You can see the standout statement with 3.49s as much higher than all the other statement times. I know there are ways to speed C arithmetic with using multiplication over division when possible. But I don't know much more than that.
Like:
Would it be better to split this statement up into smaller pieces?:
br = x2 * brpp;
br -= brp2;
br += coef[j];
Any other ideas or critiques. I did not write this code, though I did add the const to the function parameters as I love const-correctness.
I've never tried using registers or other fancy tricks to speed things up before. Anyone think something like that can work here?
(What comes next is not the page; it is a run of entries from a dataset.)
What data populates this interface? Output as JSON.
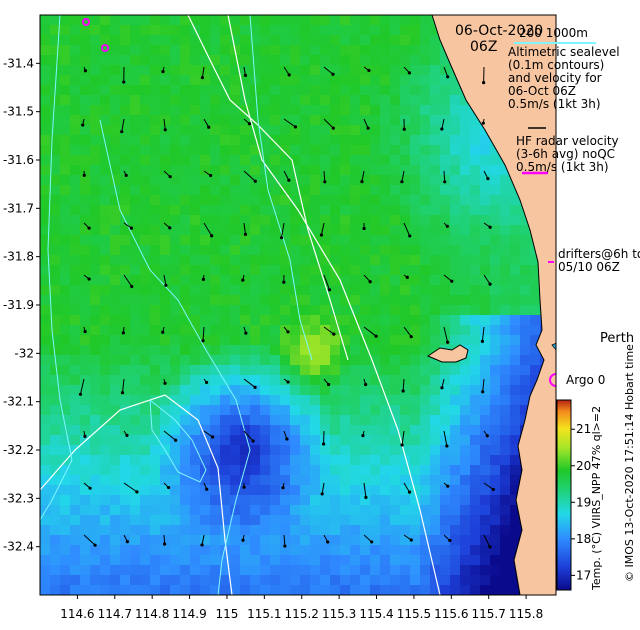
{
  "map": {
    "title": {
      "date": "06-Oct-2020",
      "time": "06Z"
    },
    "isobath_label": "200  1000m",
    "legend_altimetry": [
      "Altimetric sealevel",
      "(0.1m contours)",
      "and velocity for",
      "06-Oct 06Z",
      "0.5m/s (1kt 3h)"
    ],
    "legend_hf": [
      "HF radar velocity",
      "(3-6h avg) noQC",
      "0.5m/s (1kt 3h)"
    ],
    "legend_drifters": [
      "drifters@6h to",
      "05/10 06Z"
    ],
    "place_label": "Perth",
    "argo_label": "Argo 0",
    "colorbar_label": "Temp. (°C) VIIRS_NPP 47% ql>=2",
    "colorbar_ticks": [
      "21",
      "20",
      "19",
      "18",
      "17"
    ],
    "credit": "© IMOS 13-Oct-2020 17:51:14 Hobart time",
    "y_ticks": [
      "-31.4",
      "-31.5",
      "-31.6",
      "-31.7",
      "-31.8",
      "-31.9",
      "-32",
      "-32.1",
      "-32.2",
      "-32.3",
      "-32.4"
    ],
    "x_ticks": [
      "114.6",
      "114.7",
      "114.8",
      "114.9",
      "115",
      "115.1",
      "115.2",
      "115.3",
      "115.4",
      "115.5",
      "115.6",
      "115.7",
      "115.8"
    ],
    "extent": {
      "lon_min": 114.5,
      "lon_max": 115.88,
      "lat_min": -32.5,
      "lat_max": -31.3
    },
    "temp_range": [
      16.6,
      21.8
    ],
    "colors": {
      "land": "#f7c59f",
      "argo": "#ff00ff",
      "drifter": "#ff00ff",
      "contour": "#7ff6ff",
      "isobath": "#ffffff"
    }
  }
}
I know people will say, "Try it!" So I will, and will update what I get if it helps anyone with similar arithmetic questions.
EDIT: Posting Results I've Tested From Suggestions
In order from fastest to slowest, here are what I've found so far. Profiler is VerySleepy. Compiler is Visual Studio 2008 Pro Ed. Compile options for both library and my application are:
Debug, C7 format, /O2 /Ob2 /Oi /Ot /Oy /GT /GL /GF /FD /MTd /GS- /Gy /fp:fast /FAs
The following is Andrew's suggestion about doing "4 iterations per loop". It was the fastest so far.
TOTAL TIME spent in function (times from the other statements in the function are not shown here) = 2.08 seconds
for (; index >= 3; index -= 4) { // 0.02s
brp2 = brpp;
brpp = br; // 0.02s
br = x2 * brpp - brp2 + coef[index]; // 0.25s
brp2 = brpp;
brpp = br; // 0.13s
br = x2 * brpp - brp2 + coef[index - 1]; // 0.33s
brp2 = brpp;
brpp = br; // 0.13s
br = x2 * brpp - brp2 + coef[index - 2]; // 0.34s
brp2 = brpp;
brpp = br; // 0.14s
br = x2 * brpp - brp2 + coef[index - 3]; // 0.42s
}
for (; index >= 0; --index) { // 0.03s
brp2 = brpp; // 0.03s
brpp = br;
br = x2 * brpp - brp2 + coef[index]; // 0.11s
}
The next fastest was the original unaltered code, with a total time of 2.39 seconds inside the function, again including the statements outside the loop. Note that this is less than my original post. My original post was unoptimized code, but since everyone suggested it, all of my tests were subsequently as optimized as I could get in VS08:
for (j = ncf - 1; j >= 0; j--) { // 0.02s
brp2 = brpp; // 0.03s
brpp = br; // 0.07s
br = x2 * brpp - brp2 + coef[j]; // 2.14s
}
After this original code, the next fastest was Drew's idea of setting the pointer in advance and using that. Total time spent inside function was 2.49 seconds, including times from statements outside loop:
for (; index >= coef; --index) { // 0.01s
brp2 = brpp;
brpp = br; // 0.06s
br = x2 * brpp - brp2 + *index; // 2.24s
}
I also tried a mix of both Andrew's loop unrolling and Drew's pointer usage, but that took 2.39 seconds, the same as the unaltered code.
Based on the results, the loop-unrolling is the way to go so far for my usage.